Dupont de Nemours, as he is called after his native town published about the same time, 1768, when he was only twenty-nine, a book entitled Physiocratie, ou Constitution essentielle du Gouvernement le plus avantageux au Genre humain. To him we owe the term from which the school took its name—Physiocracy, which signifies “the rule of nature.” But the designation “Physiocrats” was unfortunate and was almost immediately abandoned for “Économistes.” Quesnay and his disciples were the first “Économistes.” It was only much later, when the name “Economist” became generic and useless as a distinctive mark for a special school, that writers made a practice of reverting to the older term “Physiocrat.”
An enthusiastic disciple of Quesnay, Dupont’s rôle was chiefly that of a propagandist of Physiocratic doctrines, and he made little original contribution to the science.
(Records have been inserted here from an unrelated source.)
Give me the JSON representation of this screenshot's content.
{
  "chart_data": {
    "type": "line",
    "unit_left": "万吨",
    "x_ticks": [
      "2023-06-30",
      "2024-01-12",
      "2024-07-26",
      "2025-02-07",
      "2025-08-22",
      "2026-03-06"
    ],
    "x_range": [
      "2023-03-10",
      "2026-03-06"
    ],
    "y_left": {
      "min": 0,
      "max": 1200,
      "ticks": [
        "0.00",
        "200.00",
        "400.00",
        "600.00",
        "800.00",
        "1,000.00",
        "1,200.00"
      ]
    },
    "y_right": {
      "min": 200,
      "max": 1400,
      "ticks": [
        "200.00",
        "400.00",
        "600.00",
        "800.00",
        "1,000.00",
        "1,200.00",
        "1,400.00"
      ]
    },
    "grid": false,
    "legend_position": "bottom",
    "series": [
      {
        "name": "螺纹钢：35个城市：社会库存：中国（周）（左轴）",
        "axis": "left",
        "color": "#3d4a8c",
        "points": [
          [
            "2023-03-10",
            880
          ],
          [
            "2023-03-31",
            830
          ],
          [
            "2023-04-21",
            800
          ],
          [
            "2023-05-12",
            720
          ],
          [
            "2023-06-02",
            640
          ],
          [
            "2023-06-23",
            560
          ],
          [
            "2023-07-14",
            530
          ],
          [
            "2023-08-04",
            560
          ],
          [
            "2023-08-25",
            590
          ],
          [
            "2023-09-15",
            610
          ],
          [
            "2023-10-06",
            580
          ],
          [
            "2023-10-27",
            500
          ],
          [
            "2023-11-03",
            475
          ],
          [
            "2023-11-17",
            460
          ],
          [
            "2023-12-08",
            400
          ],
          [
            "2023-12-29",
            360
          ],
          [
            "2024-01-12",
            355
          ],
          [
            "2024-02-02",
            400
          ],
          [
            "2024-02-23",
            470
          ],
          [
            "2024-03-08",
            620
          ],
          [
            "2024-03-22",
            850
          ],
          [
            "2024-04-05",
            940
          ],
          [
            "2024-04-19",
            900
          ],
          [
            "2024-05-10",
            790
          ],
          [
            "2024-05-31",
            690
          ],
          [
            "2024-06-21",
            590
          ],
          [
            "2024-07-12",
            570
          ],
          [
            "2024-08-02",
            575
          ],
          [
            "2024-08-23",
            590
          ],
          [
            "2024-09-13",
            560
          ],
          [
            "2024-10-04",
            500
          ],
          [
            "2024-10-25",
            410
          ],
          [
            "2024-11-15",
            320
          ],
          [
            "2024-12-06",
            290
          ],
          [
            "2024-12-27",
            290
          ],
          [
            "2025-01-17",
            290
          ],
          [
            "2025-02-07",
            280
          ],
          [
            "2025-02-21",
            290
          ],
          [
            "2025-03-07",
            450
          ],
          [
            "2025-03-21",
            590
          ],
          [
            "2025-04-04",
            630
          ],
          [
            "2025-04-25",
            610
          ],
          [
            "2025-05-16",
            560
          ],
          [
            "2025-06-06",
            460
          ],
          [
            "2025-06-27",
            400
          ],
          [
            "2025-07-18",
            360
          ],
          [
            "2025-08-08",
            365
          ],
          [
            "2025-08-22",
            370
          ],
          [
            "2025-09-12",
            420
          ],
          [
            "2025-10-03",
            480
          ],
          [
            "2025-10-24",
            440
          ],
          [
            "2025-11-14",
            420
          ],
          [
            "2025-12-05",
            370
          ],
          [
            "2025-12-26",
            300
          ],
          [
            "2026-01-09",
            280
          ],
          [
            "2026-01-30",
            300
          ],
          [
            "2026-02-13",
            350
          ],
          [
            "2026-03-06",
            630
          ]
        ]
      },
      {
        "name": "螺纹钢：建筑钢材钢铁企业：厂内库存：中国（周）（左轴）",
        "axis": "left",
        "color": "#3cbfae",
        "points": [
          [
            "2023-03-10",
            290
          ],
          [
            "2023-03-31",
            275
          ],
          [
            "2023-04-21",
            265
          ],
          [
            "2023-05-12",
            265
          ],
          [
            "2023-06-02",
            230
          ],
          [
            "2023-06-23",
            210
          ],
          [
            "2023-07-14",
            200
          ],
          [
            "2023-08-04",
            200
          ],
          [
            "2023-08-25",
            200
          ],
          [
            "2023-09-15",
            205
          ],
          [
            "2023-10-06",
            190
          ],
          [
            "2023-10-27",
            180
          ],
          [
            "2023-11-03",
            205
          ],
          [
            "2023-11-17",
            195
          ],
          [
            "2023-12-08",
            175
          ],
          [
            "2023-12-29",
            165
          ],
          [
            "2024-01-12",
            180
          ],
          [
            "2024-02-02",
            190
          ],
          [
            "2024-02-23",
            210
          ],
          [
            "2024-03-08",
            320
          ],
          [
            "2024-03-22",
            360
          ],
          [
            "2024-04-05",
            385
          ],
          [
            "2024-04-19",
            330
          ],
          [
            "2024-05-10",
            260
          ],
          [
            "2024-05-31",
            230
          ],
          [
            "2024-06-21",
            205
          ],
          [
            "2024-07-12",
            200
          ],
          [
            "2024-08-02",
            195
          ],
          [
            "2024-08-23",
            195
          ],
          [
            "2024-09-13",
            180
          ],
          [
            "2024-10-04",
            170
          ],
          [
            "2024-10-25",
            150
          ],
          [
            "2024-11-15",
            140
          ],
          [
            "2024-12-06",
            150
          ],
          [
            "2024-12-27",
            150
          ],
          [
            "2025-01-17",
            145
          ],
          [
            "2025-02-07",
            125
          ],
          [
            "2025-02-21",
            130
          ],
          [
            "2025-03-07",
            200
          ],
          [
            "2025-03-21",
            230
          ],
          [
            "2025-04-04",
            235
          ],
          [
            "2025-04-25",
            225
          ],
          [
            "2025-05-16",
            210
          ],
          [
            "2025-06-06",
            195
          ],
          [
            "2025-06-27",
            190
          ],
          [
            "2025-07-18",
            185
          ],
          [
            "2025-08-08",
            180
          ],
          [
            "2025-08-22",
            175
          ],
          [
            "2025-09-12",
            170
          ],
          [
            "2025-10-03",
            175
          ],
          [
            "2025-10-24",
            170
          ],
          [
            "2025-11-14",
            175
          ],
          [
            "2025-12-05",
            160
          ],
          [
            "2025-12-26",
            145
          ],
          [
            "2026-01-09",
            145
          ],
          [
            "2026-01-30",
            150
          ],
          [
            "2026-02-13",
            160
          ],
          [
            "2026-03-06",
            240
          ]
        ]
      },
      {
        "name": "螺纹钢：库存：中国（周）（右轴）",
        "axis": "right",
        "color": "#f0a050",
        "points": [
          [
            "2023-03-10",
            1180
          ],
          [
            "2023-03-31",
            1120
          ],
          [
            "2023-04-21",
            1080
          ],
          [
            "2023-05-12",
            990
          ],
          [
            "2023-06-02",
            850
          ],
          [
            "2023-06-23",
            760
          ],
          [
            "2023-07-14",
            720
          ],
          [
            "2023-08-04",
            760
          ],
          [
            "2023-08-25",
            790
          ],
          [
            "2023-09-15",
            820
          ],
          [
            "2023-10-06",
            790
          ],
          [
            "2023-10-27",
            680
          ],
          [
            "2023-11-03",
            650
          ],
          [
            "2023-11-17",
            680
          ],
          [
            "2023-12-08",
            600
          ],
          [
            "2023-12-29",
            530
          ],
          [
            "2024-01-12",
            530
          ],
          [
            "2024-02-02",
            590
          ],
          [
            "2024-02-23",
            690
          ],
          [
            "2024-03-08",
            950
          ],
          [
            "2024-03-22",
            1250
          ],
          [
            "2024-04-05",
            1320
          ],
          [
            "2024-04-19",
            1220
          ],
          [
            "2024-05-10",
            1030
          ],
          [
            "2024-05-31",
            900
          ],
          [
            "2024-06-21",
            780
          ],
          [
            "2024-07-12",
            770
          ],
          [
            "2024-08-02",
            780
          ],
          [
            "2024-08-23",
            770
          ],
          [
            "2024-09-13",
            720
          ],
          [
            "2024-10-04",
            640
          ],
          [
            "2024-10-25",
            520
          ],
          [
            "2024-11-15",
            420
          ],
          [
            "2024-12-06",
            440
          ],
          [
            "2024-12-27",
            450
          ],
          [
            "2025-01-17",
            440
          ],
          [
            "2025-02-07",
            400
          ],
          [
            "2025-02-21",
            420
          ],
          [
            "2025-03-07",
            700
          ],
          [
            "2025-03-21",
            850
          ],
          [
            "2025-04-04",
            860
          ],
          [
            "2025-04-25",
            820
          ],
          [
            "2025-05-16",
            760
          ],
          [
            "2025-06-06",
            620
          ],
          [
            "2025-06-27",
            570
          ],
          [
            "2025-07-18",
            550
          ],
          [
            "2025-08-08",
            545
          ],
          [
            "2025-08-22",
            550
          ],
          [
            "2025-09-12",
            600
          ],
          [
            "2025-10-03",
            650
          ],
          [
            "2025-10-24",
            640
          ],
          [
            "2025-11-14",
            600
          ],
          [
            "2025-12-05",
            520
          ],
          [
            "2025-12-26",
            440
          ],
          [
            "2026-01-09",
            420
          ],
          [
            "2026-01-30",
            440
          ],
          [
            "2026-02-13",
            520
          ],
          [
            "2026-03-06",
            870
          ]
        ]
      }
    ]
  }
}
At an early date, moreover, the great political events in which he took an active part proved a distraction. He survived all his colleagues, and was the only one of them who lived long enough to witness the Revolution, in which he played a prominent part. He successively became a deputy in the Tiers État, a president of the Constituent Assembly, and later on, under the Directoire, President du Conseil des Anciens. He even assisted in the restoration of the Empire, and political economy was first honoured at the hands of the Institut when he became a member of that body.
In 1777 Le Trosne, an advocate at the Court of Orleans, published a book entitled De l’Intérêt social, par rapport à la Valuer, à la Circulation, à l’Industrie et au Commerce, which is perhaps the best or at least the most strictly economic of all. Mention must also be made of the Abbé Baudeau, who has no less than eighty volumes to his credit, chiefly dealing with the corn trade, but whose principal work is L’Introduction à la Philosophie économique (1771); and of the Abbé Roubaud, afterwards Margrave of Baden, who had the advantage of being not merely a writer but a prince, and who carried out some Physiocratic experiments in some of the villages of his small principality.
We have not yet mentioned the most illustrious member of the school, both in respect of his talent and his position, namely, Turgot (1727-81). His name is generally coupled with that of the Physiocrats, and this classification is sufficiently justified by the similarity of their ideas. Still, as we shall see, in many respects he stands by himself, and bears a close resemblance to Adam Smith. Moreover, he commenced writing before the Physiocrats. His essay on paper money dates from 1748, when he was only twenty-one years of age, but his most important work, Réflexions sur la Formation et la Distribution des Richesses, belongs to 1766. As the Intendant of Limoges and again as a minister of Louis XVI he possessed the necessary authority to enable him to realise his ideas of economic liberty, which he did by his famous edicts abolishing taxes upon corn passing from one province to another, and by the abolition of the rights of wardenship and privilege.